In [19]:
!pip install rank_bm25



In [20]:
import os
from rank_bm25 import BM25Okapi
import json
import numpy as np
import nltk
from nltk.corpus import stopwords
nltk.download('stopwords')

[nltk_data] Downloading package stopwords to
[nltk_data]     /home/codespace/nltk_data...
[nltk_data]   Package stopwords is already up-to-date!


True

In [21]:
# Preprocess text and prepare corpus
def preprocess(text):
    tokens = text.split()
    stopwords_set = set(stopwords.words('english'))
    tokens = [word for word in tokens if word.lower() not in stopwords_set]
    return tokens


In [22]:
current_directory = os.getcwd()
with open(os.path.join(current_directory, "postgres/movies.json"), "r") as f:
    movies = json.load(f)

movies_data = []
for movie in movies["films"]["film"]:

    roles = movie.get("role", [])
    if isinstance(roles, dict):  # If 'roles' is a dictionary, make it a single-item list
        roles = [roles]

    # Extract actor information
    actors = []
    for role in roles:
        actor_info = role.get("acteur", {})
        if "__text" in actor_info:
            actors.append(actor_info["__text"])

    movies_data.append({
        "title": movie.get("titre", ""),
        "year": movie.get("annee", ""),
        "country": movie.get("pays", ""),
        "language": movie.get("langue", ""),
        "duration": movie.get("duree", ""),
        "summary": movie.get("synopsis", ""),
        "genre": movie.get("genre", ""),
        "director": movie.get("realisateur", {"__text": ""}).get("__text", ""),
        "writers": movie.get("scenariste", []),
        "actors": actors,
        "poster": movie.get("affiche", ""),
        "id": movie.get("id", "")
    })

In [23]:
# Prepare the corpus for BM25
corpus = [
    preprocess(f"{movie['title']} {movie['year']} {' '.join(movie['genre'])} {' '.join(movie['actors'])} {movie['director']} {movie['summary']} {movie['country']}")
    for movie in movies_data
]


In [24]:
# Initialize BM25
bm25 = BM25Okapi(corpus)

In [25]:
# Function to search movies using BM25
def search_movies(query, bm25, movies_data, top_n=10):
    query_tokens = preprocess(query)
    scores = bm25.get_scores(query_tokens)
    top_n_indices = np.argsort(scores)[::-1][:top_n]
    top_n_movies = [movies_data[i] for i in top_n_indices]
    return top_n_movies

In [26]:
# Example usage
query = "science fiction 2021"
top_movies = search_movies(query, bm25, movies_data)
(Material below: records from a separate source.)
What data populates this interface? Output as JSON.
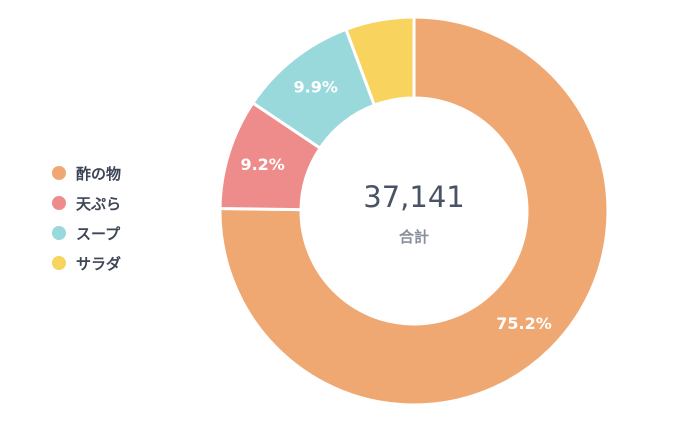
{
  "chart_data": {
    "type": "pie",
    "categories": [
      "酢の物",
      "天ぷら",
      "スープ",
      "サラダ"
    ],
    "values": [
      75.2,
      9.2,
      9.9,
      5.7
    ],
    "value_labels": [
      "75.2%",
      "9.2%",
      "9.9%",
      ""
    ],
    "colors": [
      "#f0a872",
      "#ee8c8c",
      "#99d8db",
      "#f8d35d"
    ],
    "legend_position": "left",
    "center_total": "37,141",
    "center_caption": "合計"
  }
}
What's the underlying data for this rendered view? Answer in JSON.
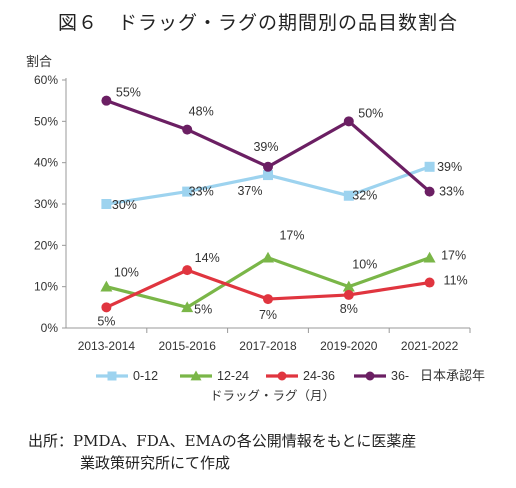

for idx, movie in enumerate(top_movies):
    print(f"Rank {idx + 1}: {movie['title']} ({movie['year']})")

Rank 1: Elf (2003)
Rank 2: Rush Hour (1998)
Rank 3: My Big Fat Greek Wedding (2002)
Rank 4: Stir Crazy (1980)
Rank 5: Slumdog Millionaire (2008)
Rank 6: Lethal Weapon 4 (1998)
Rank 7: The Hunchback of Notre Dame (1996)
Rank 8: Witness for the Prosecution (1957)
Rank 9: The Great Escape (1963)
Rank 10: Cool Hand Luke (1967)